Tuesday, May 01, 2007

Death penalty talk on Thursday

Stewart F. Hancock, the eminent retired judge of the New York Court of Appeals and a long-time foe of the state's death penalty law, will speak about capital punishment at the annual membership meeting of the Capital Region Chapter of the New York Civil Liberties Union. The meeting will be held in the Dean Alexander Moot Courtroom at the Albany Law School on Thursday, May 3. The membership meeting begins at 5:45 p.m.

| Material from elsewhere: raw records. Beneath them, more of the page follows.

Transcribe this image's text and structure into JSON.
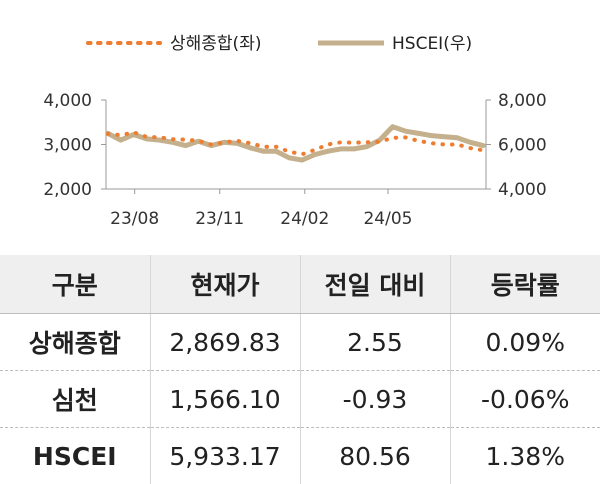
{
  "chart_data": {
    "type": "line",
    "legend": {
      "placement": "top-center",
      "items": [
        "상해종합(좌)",
        "HSCEI(우)"
      ]
    },
    "x_ticks": [
      "23/08",
      "23/11",
      "24/02",
      "24/05"
    ],
    "x_tick_dates": [
      "2023-08",
      "2023-11",
      "2024-02",
      "2024-05"
    ],
    "x_range": [
      "2023-07-01",
      "2024-08-15"
    ],
    "y_left": {
      "ticks": [
        "4,000",
        "3,000",
        "2,000"
      ],
      "range": [
        2000,
        4000
      ]
    },
    "y_right": {
      "ticks": [
        "8,000",
        "6,000",
        "4,000"
      ],
      "range": [
        4000,
        8000
      ]
    },
    "grid": false,
    "series": [
      {
        "name": "상해종합(좌)",
        "axis": "left",
        "style": "dotted",
        "color": "#ED7D31",
        "x": [
          "2023-07-03",
          "2023-07-17",
          "2023-07-31",
          "2023-08-14",
          "2023-08-28",
          "2023-09-11",
          "2023-09-25",
          "2023-10-09",
          "2023-10-23",
          "2023-11-06",
          "2023-11-20",
          "2023-12-04",
          "2023-12-18",
          "2024-01-01",
          "2024-01-15",
          "2024-01-29",
          "2024-02-12",
          "2024-02-26",
          "2024-03-11",
          "2024-03-25",
          "2024-04-08",
          "2024-04-22",
          "2024-05-06",
          "2024-05-20",
          "2024-06-03",
          "2024-06-17",
          "2024-07-01",
          "2024-07-15",
          "2024-07-29",
          "2024-08-12"
        ],
        "y": [
          3240,
          3210,
          3275,
          3170,
          3160,
          3120,
          3110,
          3080,
          3000,
          3050,
          3080,
          3030,
          2950,
          2950,
          2840,
          2780,
          2880,
          3000,
          3050,
          3040,
          3050,
          3060,
          3150,
          3160,
          3080,
          3030,
          3000,
          3000,
          2920,
          2870
        ]
      },
      {
        "name": "HSCEI(우)",
        "axis": "right",
        "style": "solid",
        "color": "#C4B08C",
        "x": [
          "2023-07-03",
          "2023-07-17",
          "2023-07-31",
          "2023-08-14",
          "2023-08-28",
          "2023-09-11",
          "2023-09-25",
          "2023-10-09",
          "2023-10-23",
          "2023-11-06",
          "2023-11-20",
          "2023-12-04",
          "2023-12-18",
          "2024-01-01",
          "2024-01-15",
          "2024-01-29",
          "2024-02-12",
          "2024-02-26",
          "2024-03-11",
          "2024-03-25",
          "2024-04-08",
          "2024-04-22",
          "2024-05-06",
          "2024-05-20",
          "2024-06-03",
          "2024-06-17",
          "2024-07-01",
          "2024-07-15",
          "2024-07-29",
          "2024-08-12"
        ],
        "y": [
          6500,
          6200,
          6450,
          6250,
          6200,
          6100,
          5950,
          6150,
          5950,
          6100,
          6050,
          5850,
          5700,
          5700,
          5400,
          5300,
          5550,
          5700,
          5800,
          5800,
          5900,
          6200,
          6800,
          6600,
          6500,
          6400,
          6350,
          6300,
          6100,
          5950
        ]
      }
    ]
  },
  "table": {
    "headers": [
      "구분",
      "현재가",
      "전일 대비",
      "등락률"
    ],
    "rows": [
      [
        "상해종합",
        "2,869.83",
        "2.55",
        "0.09%"
      ],
      [
        "심천",
        "1,566.10",
        "-0.93",
        "-0.06%"
      ],
      [
        "HSCEI",
        "5,933.17",
        "80.56",
        "1.38%"
      ]
    ]
  }
}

Judge Hancock is slated to speak at 6:30. The event is open to the public.

In testimony before the state legislature, Hancock has urged his former colleagues on the state's highest court to void New York's death penalty as cruel and unusual punishment and as a violation of equal protection because it has been applied arbitrarily to members of minority groups.

He has argued that the state Constitution should be invoked to strike the death penalty and has filed amicus briefs in cases that have raised Constitutional challenges to the state's death penalty statute.

Hancock, counsel to the Syracuse law firm, Hancock & Estabrook (founded by his grandfather) , served as a judge for 23 years, eight of them as associate judge on the Court of Appeals. He currently specializes in appellate work and in national and international commercial arbitration.

Following Hancock's presentation, a reception will be held at 7:30 p.m.